The Greeneville convention got underway on June 17. The first two days were spent mainly on organizing the convention, debating voting rules, and speechmaking. On the third day, the delegates heard two similar sets of resolutions. The first called for the formation of military companies, and pledged retaliation if any convention members were harmed or if the region were occupied by Confederate forces. The second set of resolutions was less violent in nature, mainly resolving to send a memorial to the state legislature seeking its consent for the region to form a separate state.
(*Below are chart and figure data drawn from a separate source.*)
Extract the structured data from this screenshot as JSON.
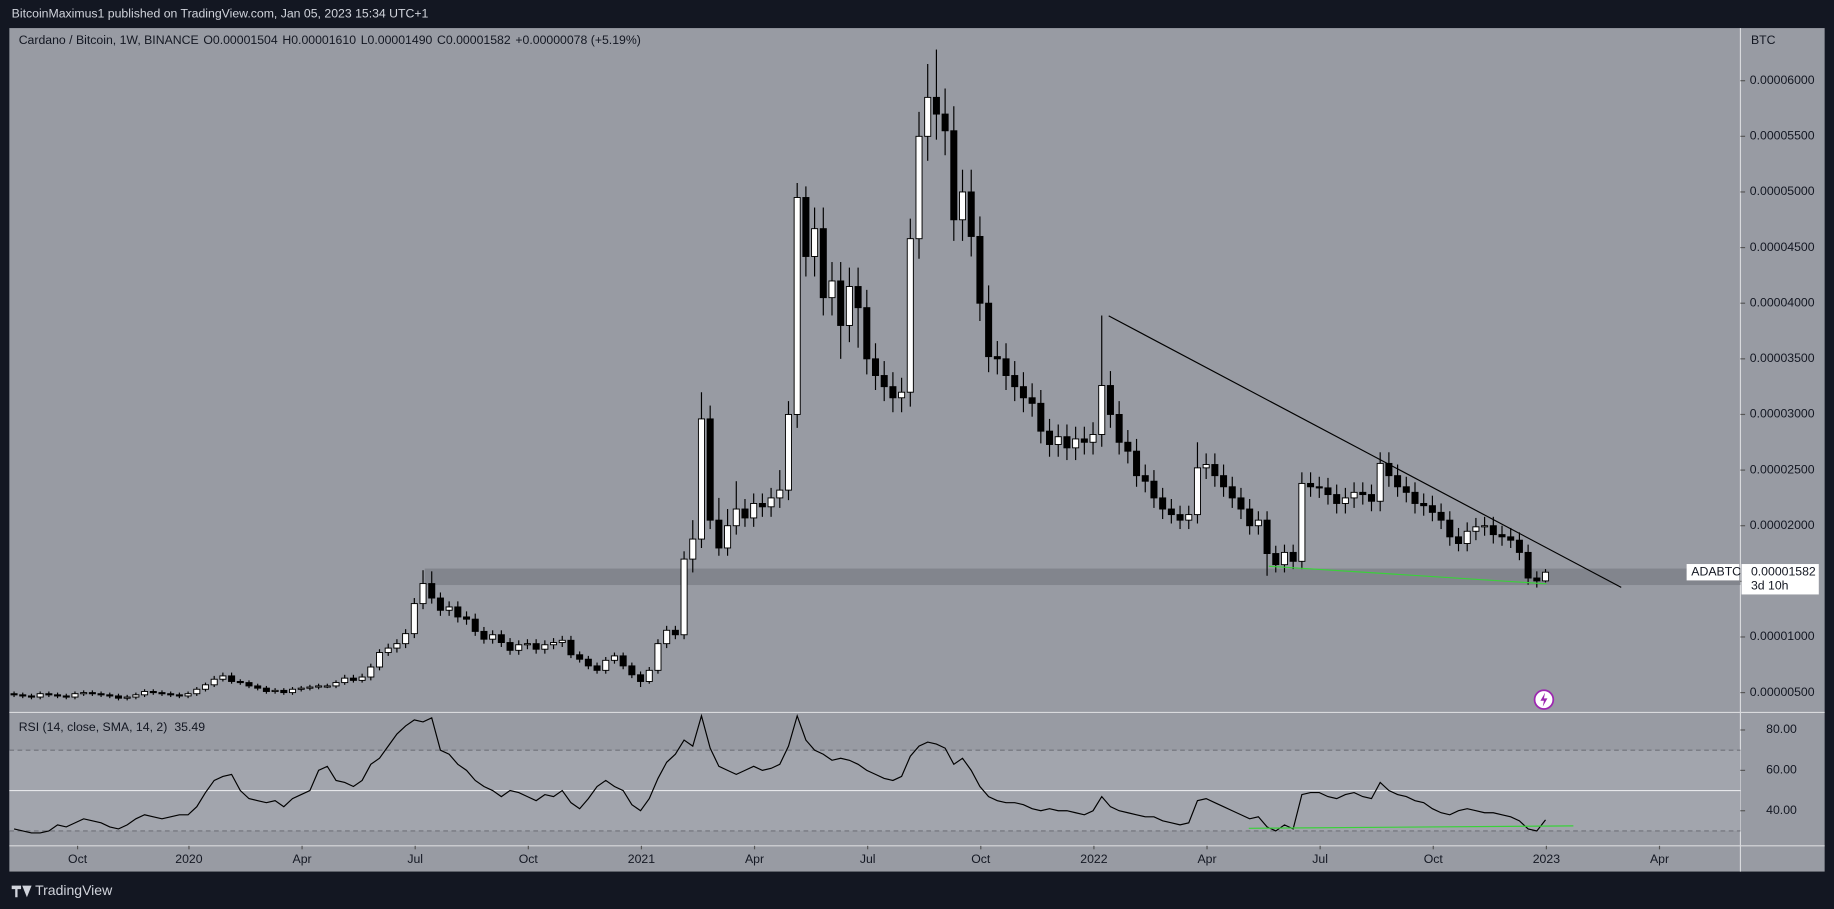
{
  "header": {
    "published": "BitcoinMaximus1 published on TradingView.com, Jan 05, 2023 15:34 UTC+1"
  },
  "footer": {
    "brand": "TradingView"
  },
  "chart_data": [
    {
      "type": "candlestick",
      "title": "Cardano / Bitcoin, 1W, BINANCE",
      "ohlc_legend": [
        {
          "label": "O",
          "value": "0.00001504"
        },
        {
          "label": "H",
          "value": "0.00001610"
        },
        {
          "label": "L",
          "value": "0.00001490"
        },
        {
          "label": "C",
          "value": "0.00001582"
        }
      ],
      "change": "+0.00000078 (+5.19%)",
      "unit": "BTC",
      "up_color": "#ffffff",
      "down_color": "#000000",
      "xlim": [
        -0.54,
        198.4
      ],
      "ylim": [
        3.32e-06,
        6.473e-05
      ],
      "yticks": [
        {
          "value": 5e-06,
          "label": "0.00000500"
        },
        {
          "value": 1e-05,
          "label": "0.00001000"
        },
        {
          "value": 1.5e-05,
          "label": "0.00001500"
        },
        {
          "value": 2e-05,
          "label": "0.00002000"
        },
        {
          "value": 2.5e-05,
          "label": "0.00002500"
        },
        {
          "value": 3e-05,
          "label": "0.00003000"
        },
        {
          "value": 3.5e-05,
          "label": "0.00003500"
        },
        {
          "value": 4e-05,
          "label": "0.00004000"
        },
        {
          "value": 4.5e-05,
          "label": "0.00004500"
        },
        {
          "value": 5e-05,
          "label": "0.00005000"
        },
        {
          "value": 5.5e-05,
          "label": "0.00005500"
        },
        {
          "value": 6e-05,
          "label": "0.00006000"
        }
      ],
      "open": [
        4.9e-06,
        4.8e-06,
        4.7e-06,
        4.6e-06,
        4.9e-06,
        4.8e-06,
        4.7e-06,
        4.6e-06,
        4.9e-06,
        5e-06,
        4.9e-06,
        4.8e-06,
        4.7e-06,
        4.5e-06,
        4.6e-06,
        4.8e-06,
        5.1e-06,
        5e-06,
        4.9e-06,
        4.8e-06,
        4.7e-06,
        4.9e-06,
        5.3e-06,
        5.7e-06,
        6.2e-06,
        6.5e-06,
        6e-06,
        5.9e-06,
        5.6e-06,
        5.4e-06,
        5.1e-06,
        5.2e-06,
        5e-06,
        5.3e-06,
        5.4e-06,
        5.5e-06,
        5.6e-06,
        5.6e-06,
        5.9e-06,
        6.3e-06,
        6.1e-06,
        6.4e-06,
        7.3e-06,
        8.6e-06,
        9e-06,
        9.4e-06,
        1.03e-05,
        1.3e-05,
        1.48e-05,
        1.35e-05,
        1.24e-05,
        1.27e-05,
        1.18e-05,
        1.16e-05,
        1.05e-05,
        9.8e-06,
        1.02e-05,
        9.5e-06,
        8.8e-06,
        9.3e-06,
        9.4e-06,
        8.9e-06,
        9.3e-06,
        9.5e-06,
        9.7e-06,
        8.4e-06,
        8e-06,
        7.4e-06,
        7e-06,
        7.9e-06,
        8.3e-06,
        7.4e-06,
        6.6e-06,
        6e-06,
        7e-06,
        9.4e-06,
        1.06e-05,
        1.02e-05,
        1.7e-05,
        1.88e-05,
        2.96e-05,
        2.05e-05,
        1.8e-05,
        2e-05,
        2.15e-05,
        2.07e-05,
        2.2e-05,
        2.17e-05,
        2.25e-05,
        2.32e-05,
        3e-05,
        4.95e-05,
        4.42e-05,
        4.67e-05,
        4.05e-05,
        4.2e-05,
        3.8e-05,
        4.15e-05,
        3.96e-05,
        3.5e-05,
        3.35e-05,
        3.25e-05,
        3.15e-05,
        3.2e-05,
        4.58e-05,
        5.5e-05,
        5.85e-05,
        5.7e-05,
        5.55e-05,
        4.75e-05,
        5e-05,
        4.6e-05,
        4e-05,
        3.52e-05,
        3.5e-05,
        3.35e-05,
        3.25e-05,
        3.15e-05,
        3.1e-05,
        2.85e-05,
        2.73e-05,
        2.8e-05,
        2.7e-05,
        2.78e-05,
        2.75e-05,
        2.82e-05,
        3.26e-05,
        3e-05,
        2.75e-05,
        2.67e-05,
        2.45e-05,
        2.4e-05,
        2.25e-05,
        2.15e-05,
        2.1e-05,
        2.05e-05,
        2.1e-05,
        2.52e-05,
        2.55e-05,
        2.45e-05,
        2.35e-05,
        2.25e-05,
        2.15e-05,
        2e-05,
        2.05e-05,
        1.75e-05,
        1.65e-05,
        1.76e-05,
        1.68e-05,
        2.38e-05,
        2.35e-05,
        2.34e-05,
        2.28e-05,
        2.2e-05,
        2.25e-05,
        2.3e-05,
        2.28e-05,
        2.22e-05,
        2.56e-05,
        2.45e-05,
        2.35e-05,
        2.3e-05,
        2.2e-05,
        2.18e-05,
        2.12e-05,
        2.05e-05,
        1.9e-05,
        1.84e-05,
        1.95e-05,
        1.99e-05,
        2e-05,
        1.92e-05,
        1.9e-05,
        1.87e-05,
        1.76e-05,
        1.53e-05,
        1.504e-05
      ],
      "high": [
        5.1e-06,
        5e-06,
        4.9e-06,
        5.1e-06,
        5.1e-06,
        5e-06,
        4.9e-06,
        5.1e-06,
        5.2e-06,
        5.2e-06,
        5.1e-06,
        5e-06,
        4.9e-06,
        4.8e-06,
        5e-06,
        5.3e-06,
        5.3e-06,
        5.2e-06,
        5.1e-06,
        5e-06,
        5.1e-06,
        5.5e-06,
        5.9e-06,
        6.5e-06,
        6.8e-06,
        6.8e-06,
        6.2e-06,
        6.1e-06,
        5.8e-06,
        5.6e-06,
        5.4e-06,
        5.4e-06,
        5.5e-06,
        5.6e-06,
        5.7e-06,
        5.8e-06,
        5.8e-06,
        6.1e-06,
        6.6e-06,
        6.6e-06,
        6.7e-06,
        7.6e-06,
        8.9e-06,
        9.4e-06,
        9.8e-06,
        1.07e-05,
        1.35e-05,
        1.6e-05,
        1.59e-05,
        1.4e-05,
        1.32e-05,
        1.32e-05,
        1.23e-05,
        1.21e-05,
        1.09e-05,
        1.06e-05,
        1.06e-05,
        9.9e-06,
        9.7e-06,
        9.8e-06,
        9.8e-06,
        9.7e-06,
        9.9e-06,
        1.01e-05,
        1.01e-05,
        8.7e-06,
        8.3e-06,
        7.7e-06,
        8.2e-06,
        8.6e-06,
        8.6e-06,
        7.7e-06,
        6.9e-06,
        7.3e-06,
        9.8e-06,
        1.1e-05,
        1.1e-05,
        1.77e-05,
        2.05e-05,
        3.2e-05,
        3.08e-05,
        2.25e-05,
        2.15e-05,
        2.4e-05,
        2.24e-05,
        2.29e-05,
        2.29e-05,
        2.34e-05,
        2.5e-05,
        3.12e-05,
        5.08e-05,
        5.05e-05,
        4.86e-05,
        4.86e-05,
        4.37e-05,
        4.37e-05,
        4.32e-05,
        4.32e-05,
        4.12e-05,
        3.64e-05,
        3.48e-05,
        3.38e-05,
        3.33e-05,
        4.76e-05,
        5.72e-05,
        6.15e-05,
        6.28e-05,
        5.93e-05,
        5.77e-05,
        5.2e-05,
        5.2e-05,
        4.78e-05,
        4.16e-05,
        3.66e-05,
        3.64e-05,
        3.48e-05,
        3.38e-05,
        3.28e-05,
        3.22e-05,
        2.96e-05,
        2.91e-05,
        2.91e-05,
        2.89e-05,
        2.89e-05,
        2.93e-05,
        3.89e-05,
        3.39e-05,
        3.12e-05,
        2.86e-05,
        2.78e-05,
        2.55e-05,
        2.5e-05,
        2.34e-05,
        2.24e-05,
        2.18e-05,
        2.18e-05,
        2.75e-05,
        2.65e-05,
        2.65e-05,
        2.55e-05,
        2.44e-05,
        2.34e-05,
        2.24e-05,
        2.13e-05,
        2.13e-05,
        1.82e-05,
        1.83e-05,
        1.83e-05,
        2.48e-05,
        2.48e-05,
        2.44e-05,
        2.43e-05,
        2.37e-05,
        2.34e-05,
        2.39e-05,
        2.39e-05,
        2.37e-05,
        2.66e-05,
        2.66e-05,
        2.55e-05,
        2.44e-05,
        2.39e-05,
        2.29e-05,
        2.27e-05,
        2.2e-05,
        2.13e-05,
        1.98e-05,
        2.03e-05,
        2.07e-05,
        2.08e-05,
        2.08e-05,
        2e-05,
        1.98e-05,
        1.94e-05,
        1.83e-05,
        1.59e-05,
        1.61e-05
      ],
      "low": [
        4.6e-06,
        4.5e-06,
        4.4e-06,
        4.4e-06,
        4.6e-06,
        4.5e-06,
        4.4e-06,
        4.4e-06,
        4.7e-06,
        4.7e-06,
        4.6e-06,
        4.5e-06,
        4.3e-06,
        4.3e-06,
        4.4e-06,
        4.6e-06,
        4.8e-06,
        4.7e-06,
        4.6e-06,
        4.5e-06,
        4.5e-06,
        4.7e-06,
        5.1e-06,
        5.5e-06,
        6e-06,
        5.8e-06,
        5.7e-06,
        5.4e-06,
        5.2e-06,
        4.9e-06,
        4.9e-06,
        4.8e-06,
        4.8e-06,
        5.1e-06,
        5.2e-06,
        5.3e-06,
        5.4e-06,
        5.4e-06,
        5.7e-06,
        5.9e-06,
        5.9e-06,
        6.1e-06,
        7e-06,
        8.3e-06,
        8.6e-06,
        9e-06,
        9.9e-06,
        1.25e-05,
        1.3e-05,
        1.19e-05,
        1.19e-05,
        1.13e-05,
        1.11e-05,
        1.01e-05,
        9.4e-06,
        9.4e-06,
        9.1e-06,
        8.4e-06,
        8.4e-06,
        8.9e-06,
        8.5e-06,
        8.5e-06,
        8.9e-06,
        9.1e-06,
        8.1e-06,
        7.7e-06,
        7.1e-06,
        6.7e-06,
        6.7e-06,
        7.6e-06,
        7.1e-06,
        6.3e-06,
        5.5e-06,
        5.8e-06,
        6.7e-06,
        9e-06,
        9.8e-06,
        9.8e-06,
        1.58e-05,
        1.8e-05,
        1.97e-05,
        1.73e-05,
        1.73e-05,
        1.92e-05,
        1.99e-05,
        1.99e-05,
        2.08e-05,
        2.08e-05,
        2.16e-05,
        2.23e-05,
        2.88e-05,
        4.24e-05,
        4.24e-05,
        3.89e-05,
        3.89e-05,
        3.5e-05,
        3.65e-05,
        3.6e-05,
        3.36e-05,
        3.22e-05,
        3.12e-05,
        3.02e-05,
        3.02e-05,
        3.07e-05,
        4.4e-05,
        5.28e-05,
        5.47e-05,
        5.33e-05,
        4.56e-05,
        4.56e-05,
        4.42e-05,
        3.84e-05,
        3.38e-05,
        3.36e-05,
        3.22e-05,
        3.12e-05,
        3.02e-05,
        2.98e-05,
        2.74e-05,
        2.62e-05,
        2.62e-05,
        2.59e-05,
        2.59e-05,
        2.64e-05,
        2.64e-05,
        2.71e-05,
        2.88e-05,
        2.64e-05,
        2.56e-05,
        2.35e-05,
        2.3e-05,
        2.16e-05,
        2.06e-05,
        2.02e-05,
        1.97e-05,
        1.97e-05,
        2.02e-05,
        2.42e-05,
        2.35e-05,
        2.26e-05,
        2.16e-05,
        2.06e-05,
        1.92e-05,
        1.92e-05,
        1.55e-05,
        1.58e-05,
        1.58e-05,
        1.61e-05,
        1.61e-05,
        2.26e-05,
        2.25e-05,
        2.19e-05,
        2.11e-05,
        2.11e-05,
        2.16e-05,
        2.19e-05,
        2.13e-05,
        2.13e-05,
        2.35e-05,
        2.26e-05,
        2.21e-05,
        2.11e-05,
        2.09e-05,
        2.04e-05,
        1.97e-05,
        1.82e-05,
        1.77e-05,
        1.77e-05,
        1.87e-05,
        1.91e-05,
        1.84e-05,
        1.82e-05,
        1.8e-05,
        1.69e-05,
        1.47e-05,
        1.444e-05,
        1.49e-05
      ],
      "close": [
        4.8e-06,
        4.7e-06,
        4.6e-06,
        4.9e-06,
        4.8e-06,
        4.7e-06,
        4.6e-06,
        4.9e-06,
        5e-06,
        4.9e-06,
        4.8e-06,
        4.7e-06,
        4.5e-06,
        4.6e-06,
        4.8e-06,
        5.1e-06,
        5e-06,
        4.9e-06,
        4.8e-06,
        4.7e-06,
        4.9e-06,
        5.3e-06,
        5.7e-06,
        6.2e-06,
        6.5e-06,
        6e-06,
        5.9e-06,
        5.6e-06,
        5.4e-06,
        5.1e-06,
        5.2e-06,
        5e-06,
        5.3e-06,
        5.4e-06,
        5.5e-06,
        5.6e-06,
        5.6e-06,
        5.9e-06,
        6.3e-06,
        6.1e-06,
        6.4e-06,
        7.3e-06,
        8.6e-06,
        9e-06,
        9.4e-06,
        1.03e-05,
        1.3e-05,
        1.48e-05,
        1.35e-05,
        1.24e-05,
        1.27e-05,
        1.18e-05,
        1.16e-05,
        1.05e-05,
        9.8e-06,
        1.02e-05,
        9.5e-06,
        8.8e-06,
        9.3e-06,
        9.4e-06,
        8.9e-06,
        9.3e-06,
        9.5e-06,
        9.7e-06,
        8.4e-06,
        8e-06,
        7.4e-06,
        7e-06,
        7.9e-06,
        8.3e-06,
        7.4e-06,
        6.6e-06,
        6e-06,
        7e-06,
        9.4e-06,
        1.06e-05,
        1.02e-05,
        1.7e-05,
        1.88e-05,
        2.96e-05,
        2.05e-05,
        1.8e-05,
        2e-05,
        2.15e-05,
        2.07e-05,
        2.2e-05,
        2.17e-05,
        2.25e-05,
        2.32e-05,
        3e-05,
        4.95e-05,
        4.42e-05,
        4.67e-05,
        4.05e-05,
        4.2e-05,
        3.8e-05,
        4.15e-05,
        3.96e-05,
        3.5e-05,
        3.35e-05,
        3.25e-05,
        3.15e-05,
        3.2e-05,
        4.58e-05,
        5.5e-05,
        5.85e-05,
        5.7e-05,
        5.55e-05,
        4.75e-05,
        5e-05,
        4.6e-05,
        4e-05,
        3.52e-05,
        3.5e-05,
        3.35e-05,
        3.25e-05,
        3.15e-05,
        3.1e-05,
        2.85e-05,
        2.73e-05,
        2.8e-05,
        2.7e-05,
        2.78e-05,
        2.75e-05,
        2.82e-05,
        3.26e-05,
        3e-05,
        2.75e-05,
        2.67e-05,
        2.45e-05,
        2.4e-05,
        2.25e-05,
        2.15e-05,
        2.1e-05,
        2.05e-05,
        2.1e-05,
        2.52e-05,
        2.55e-05,
        2.45e-05,
        2.35e-05,
        2.25e-05,
        2.15e-05,
        2e-05,
        2.05e-05,
        1.75e-05,
        1.65e-05,
        1.76e-05,
        1.68e-05,
        2.38e-05,
        2.35e-05,
        2.34e-05,
        2.28e-05,
        2.2e-05,
        2.25e-05,
        2.3e-05,
        2.28e-05,
        2.22e-05,
        2.56e-05,
        2.45e-05,
        2.35e-05,
        2.3e-05,
        2.2e-05,
        2.18e-05,
        2.12e-05,
        2.05e-05,
        1.9e-05,
        1.84e-05,
        1.95e-05,
        1.99e-05,
        2e-05,
        1.92e-05,
        1.9e-05,
        1.87e-05,
        1.76e-05,
        1.53e-05,
        1.504e-05,
        1.582e-05
      ],
      "zone": {
        "x0": 47.2,
        "y": [
          1.467e-05,
          1.615e-05
        ],
        "color": "#7e8189"
      },
      "trendlines": [
        {
          "color": "#000000",
          "x": [
            125.8,
            184.7
          ],
          "y": [
            3.886e-05,
            1.446e-05
          ]
        },
        {
          "color": "#3ad13a",
          "x": [
            144.2,
            176.1
          ],
          "y": [
            1.636e-05,
            1.478e-05
          ]
        }
      ],
      "last_price_label": {
        "symbol": "ADABTC",
        "price": "0.00001582",
        "countdown": "3d 10h"
      }
    },
    {
      "type": "line",
      "title": "RSI (14, close, SMA, 14, 2)",
      "color": "#000000",
      "xlim": [
        -0.54,
        198.4
      ],
      "ylim": [
        23.2,
        88.1
      ],
      "yticks": [
        {
          "value": 40,
          "label": "40.00"
        },
        {
          "value": 60,
          "label": "60.00"
        },
        {
          "value": 80,
          "label": "80.00"
        }
      ],
      "bands": [
        30,
        50,
        70
      ],
      "xticks": [
        {
          "value": 7.3,
          "label": "Oct"
        },
        {
          "value": 20.1,
          "label": "2020"
        },
        {
          "value": 33.1,
          "label": "Apr"
        },
        {
          "value": 46.1,
          "label": "Jul"
        },
        {
          "value": 59.1,
          "label": "Oct"
        },
        {
          "value": 72.1,
          "label": "2021"
        },
        {
          "value": 85.1,
          "label": "Apr"
        },
        {
          "value": 98.1,
          "label": "Jul"
        },
        {
          "value": 111.1,
          "label": "Oct"
        },
        {
          "value": 124.1,
          "label": "2022"
        },
        {
          "value": 137.1,
          "label": "Apr"
        },
        {
          "value": 150.1,
          "label": "Jul"
        },
        {
          "value": 163.1,
          "label": "Oct"
        },
        {
          "value": 176.1,
          "label": "2023"
        },
        {
          "value": 189.1,
          "label": "Apr"
        }
      ],
      "values": [
        31,
        30,
        29,
        29,
        30,
        33,
        32,
        34,
        36,
        35,
        34,
        32,
        31,
        33,
        36,
        38,
        37,
        36,
        37,
        38,
        38,
        42,
        49,
        55,
        57,
        58,
        50,
        46,
        45,
        44,
        45,
        42,
        46,
        48,
        50,
        60,
        62,
        55,
        54,
        52,
        55,
        63,
        66,
        72,
        78,
        82,
        85,
        84,
        86,
        70,
        68,
        63,
        60,
        55,
        52,
        50,
        47,
        50,
        49,
        47,
        45,
        48,
        47,
        50,
        44,
        41,
        46,
        52,
        55,
        52,
        50,
        43,
        40,
        46,
        56,
        64,
        68,
        75,
        72,
        87,
        71,
        62,
        60,
        58,
        60,
        62,
        60,
        61,
        63,
        72,
        87,
        75,
        70,
        68,
        65,
        66,
        65,
        63,
        60,
        58,
        56,
        55,
        57,
        67,
        72,
        74,
        73,
        71,
        63,
        66,
        60,
        52,
        47,
        45,
        44,
        44,
        43,
        41,
        40,
        41,
        40,
        40,
        39,
        38,
        40,
        47,
        42,
        40,
        39,
        38,
        37,
        37,
        35,
        34,
        33,
        34,
        45,
        46,
        44,
        42,
        40,
        38,
        36,
        37,
        32,
        30,
        33,
        31,
        48,
        49,
        49,
        47,
        46,
        48,
        49,
        47,
        46,
        54,
        50,
        48,
        47,
        45,
        44,
        41,
        39,
        38,
        40,
        41,
        40,
        39,
        39,
        38,
        37,
        35,
        31,
        30,
        35.49
      ],
      "trendlines": [
        {
          "color": "#3ad13a",
          "x": [
            141.9,
            179.2
          ],
          "y": [
            31.3,
            32.5
          ]
        }
      ]
    }
  ]
}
The second set of resolutions was adopted after much debate. The memorial was sent to the legislature, which rejected the convention's bid for statehood. The legislature promised not to pass any conscription laws, but the governor sent Confederate troops into the region to protect secessionists there. Many delegates fled to the north or went into hiding.
In other news, in Washington, Thaddeus S. C. Lowe ascended in a tethered balloon some 500 feet above the White House to demonstrate the effectiveness of aerial reconnaissance. Using a telegraph set he communicated with Lincoln, "I have the pleasure of sending you this first dispatch ever telegraphed from an aerial station..." In July 1861, Lowe would be named Chief Aeronaut of the Union Army Balloon Corps. He made several successful observations, but disputes over his operations and his pay forced his resignation in 1863.